Redes Cristianas, que pretende ser una "voz crítica y alternativa en pro de la transformación democrática de la Iglesia", discutió de diversos asuntos en cuyas conclusiones se reclama una Iglesia más cercana a sus fieles y menos obsesionada
"por el control y el poder".

Estos colectivos no ven con buenos ojos la situación de privilegio que la Iglesia Católica tiene con el Estado en comparación con otras confesiones. Abogan por un nuevo acuerdo con el Estado en el que se garantice la aconfesionalidad del mismo, cosa que en la práctica no ocurre actualmente. De la misma critican la postura de los obispos ante la enseñanza religiosa "que se financia con fondos públicos y no sirve justamente para todos".
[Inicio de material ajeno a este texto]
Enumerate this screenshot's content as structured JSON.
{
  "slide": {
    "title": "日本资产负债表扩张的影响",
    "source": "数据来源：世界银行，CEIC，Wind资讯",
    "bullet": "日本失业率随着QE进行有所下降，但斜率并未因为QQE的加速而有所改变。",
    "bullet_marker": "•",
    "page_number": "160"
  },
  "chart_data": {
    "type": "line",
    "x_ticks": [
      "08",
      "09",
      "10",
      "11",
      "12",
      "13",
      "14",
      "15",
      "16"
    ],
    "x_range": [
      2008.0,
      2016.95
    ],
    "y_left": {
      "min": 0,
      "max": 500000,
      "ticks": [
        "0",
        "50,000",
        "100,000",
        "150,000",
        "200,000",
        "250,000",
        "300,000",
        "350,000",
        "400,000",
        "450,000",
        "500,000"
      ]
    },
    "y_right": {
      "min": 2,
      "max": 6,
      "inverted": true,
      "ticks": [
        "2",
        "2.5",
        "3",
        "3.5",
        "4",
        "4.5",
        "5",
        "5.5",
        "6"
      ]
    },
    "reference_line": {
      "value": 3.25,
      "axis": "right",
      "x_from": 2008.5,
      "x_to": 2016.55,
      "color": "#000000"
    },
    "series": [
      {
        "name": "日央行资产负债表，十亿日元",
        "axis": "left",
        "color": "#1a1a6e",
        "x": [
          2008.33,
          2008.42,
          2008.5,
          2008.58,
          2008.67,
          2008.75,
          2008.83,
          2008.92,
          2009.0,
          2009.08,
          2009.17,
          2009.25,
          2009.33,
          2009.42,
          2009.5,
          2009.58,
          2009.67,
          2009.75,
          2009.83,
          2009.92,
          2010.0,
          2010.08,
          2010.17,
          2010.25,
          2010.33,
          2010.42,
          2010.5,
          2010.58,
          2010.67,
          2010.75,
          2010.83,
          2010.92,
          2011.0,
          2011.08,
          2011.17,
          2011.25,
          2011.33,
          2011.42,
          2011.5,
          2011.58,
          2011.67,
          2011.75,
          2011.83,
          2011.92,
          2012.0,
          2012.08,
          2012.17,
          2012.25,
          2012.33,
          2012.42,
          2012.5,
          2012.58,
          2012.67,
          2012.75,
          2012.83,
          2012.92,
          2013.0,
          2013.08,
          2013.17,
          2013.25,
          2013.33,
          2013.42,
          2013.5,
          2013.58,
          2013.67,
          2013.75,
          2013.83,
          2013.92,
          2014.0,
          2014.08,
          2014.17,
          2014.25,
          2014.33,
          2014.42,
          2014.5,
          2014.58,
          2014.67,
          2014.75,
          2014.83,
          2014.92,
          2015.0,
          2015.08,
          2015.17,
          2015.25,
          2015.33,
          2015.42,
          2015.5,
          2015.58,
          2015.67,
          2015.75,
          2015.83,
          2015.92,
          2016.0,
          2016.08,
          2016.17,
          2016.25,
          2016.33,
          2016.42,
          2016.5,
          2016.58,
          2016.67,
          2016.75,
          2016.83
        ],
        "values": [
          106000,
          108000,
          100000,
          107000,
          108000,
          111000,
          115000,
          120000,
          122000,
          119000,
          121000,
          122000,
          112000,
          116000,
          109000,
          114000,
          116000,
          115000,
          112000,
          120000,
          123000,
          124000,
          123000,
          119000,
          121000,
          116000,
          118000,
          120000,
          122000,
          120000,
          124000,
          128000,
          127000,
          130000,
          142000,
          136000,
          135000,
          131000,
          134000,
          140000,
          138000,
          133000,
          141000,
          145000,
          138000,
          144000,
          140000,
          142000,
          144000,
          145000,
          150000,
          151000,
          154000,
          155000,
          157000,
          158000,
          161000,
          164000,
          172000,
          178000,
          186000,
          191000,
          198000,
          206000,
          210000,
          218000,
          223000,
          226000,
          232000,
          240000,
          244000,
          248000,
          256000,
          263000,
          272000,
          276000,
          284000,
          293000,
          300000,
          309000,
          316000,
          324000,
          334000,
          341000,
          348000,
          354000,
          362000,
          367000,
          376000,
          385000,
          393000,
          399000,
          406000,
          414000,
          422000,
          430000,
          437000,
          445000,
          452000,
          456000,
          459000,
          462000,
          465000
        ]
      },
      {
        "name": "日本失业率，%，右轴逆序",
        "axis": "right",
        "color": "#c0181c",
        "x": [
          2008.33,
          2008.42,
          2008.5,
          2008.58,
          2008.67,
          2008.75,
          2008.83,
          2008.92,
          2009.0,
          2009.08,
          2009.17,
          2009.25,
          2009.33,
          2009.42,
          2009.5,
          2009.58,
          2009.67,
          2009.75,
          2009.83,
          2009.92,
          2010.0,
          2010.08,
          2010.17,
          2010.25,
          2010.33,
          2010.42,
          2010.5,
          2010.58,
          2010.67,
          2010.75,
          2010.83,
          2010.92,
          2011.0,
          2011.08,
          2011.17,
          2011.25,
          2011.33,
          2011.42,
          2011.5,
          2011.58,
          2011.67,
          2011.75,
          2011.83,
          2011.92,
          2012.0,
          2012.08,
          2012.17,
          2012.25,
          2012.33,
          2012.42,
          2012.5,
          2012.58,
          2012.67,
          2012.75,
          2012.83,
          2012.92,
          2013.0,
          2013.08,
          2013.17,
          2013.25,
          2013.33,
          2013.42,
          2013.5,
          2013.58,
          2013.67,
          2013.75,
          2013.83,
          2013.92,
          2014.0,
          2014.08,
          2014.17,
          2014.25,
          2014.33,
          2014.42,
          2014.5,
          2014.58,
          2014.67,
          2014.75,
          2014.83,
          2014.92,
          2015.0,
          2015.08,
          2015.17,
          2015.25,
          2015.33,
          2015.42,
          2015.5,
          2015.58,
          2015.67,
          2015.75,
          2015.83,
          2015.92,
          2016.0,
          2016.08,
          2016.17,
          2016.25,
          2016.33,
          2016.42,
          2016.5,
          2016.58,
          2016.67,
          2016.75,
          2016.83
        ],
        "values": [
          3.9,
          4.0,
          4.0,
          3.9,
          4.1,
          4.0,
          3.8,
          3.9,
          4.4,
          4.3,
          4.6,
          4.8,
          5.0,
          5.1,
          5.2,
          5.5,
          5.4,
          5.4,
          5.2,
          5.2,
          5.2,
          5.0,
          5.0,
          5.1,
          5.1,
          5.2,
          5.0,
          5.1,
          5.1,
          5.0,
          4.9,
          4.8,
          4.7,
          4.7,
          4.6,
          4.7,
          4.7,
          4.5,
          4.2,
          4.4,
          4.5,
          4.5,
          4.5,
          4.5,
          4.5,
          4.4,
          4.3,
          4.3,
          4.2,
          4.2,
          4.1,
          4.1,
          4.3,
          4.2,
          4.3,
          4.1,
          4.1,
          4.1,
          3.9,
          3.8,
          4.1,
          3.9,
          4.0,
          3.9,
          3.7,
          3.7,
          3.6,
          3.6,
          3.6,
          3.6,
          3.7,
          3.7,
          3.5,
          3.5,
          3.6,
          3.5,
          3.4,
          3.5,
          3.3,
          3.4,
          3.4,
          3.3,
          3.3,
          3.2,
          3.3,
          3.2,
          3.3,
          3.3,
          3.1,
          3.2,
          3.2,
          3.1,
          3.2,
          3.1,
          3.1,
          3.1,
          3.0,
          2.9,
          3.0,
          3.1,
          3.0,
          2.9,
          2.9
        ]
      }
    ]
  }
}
El diálogo interrelgioso, la democratización de la Iglesia, la inmigración, los movimientos antiglobalización o el papel de la COPE son otros temas de los que sebatió en la asamblea.
Importante es, a nuestro juicio, la denuncia que hacen de la discriminación de la Iglesia hacia las mujeres y los homosexuales, pues sin duda dan en la llaga. Es fácil que se te vengan a la cabeza las siguientes preguntas: ¿por qué una mujer no puede ser sacerdote?, que alguien lo explique porque todavía nadie se ha dignado a argumentarlo; ¿por qué la Iglesia de hoy se comporta en este asunto justamente igual que las autoridades religiosas de hace 2.000 años que tan criticadas eran por Jesucristo?, ¿no fue Jesús quien se acercaba a los colectivos más deprimidos y excluídos de la sociedad de su tiempo ante el asombro y el estupor de todos?, ¿por qué la Iglesia no hace lo mismo que Jesucristo?
Esperamos que pronto estas preguntas pierdan pronto su sentido, pues significaría que la Iglesia ha cambiado el rumbo hacia posturas más propias de su teórico papel en la Tierra. Al menos, sabemos que ya hay mucha gente organizada dentro de la Iglesia que lucha por ello.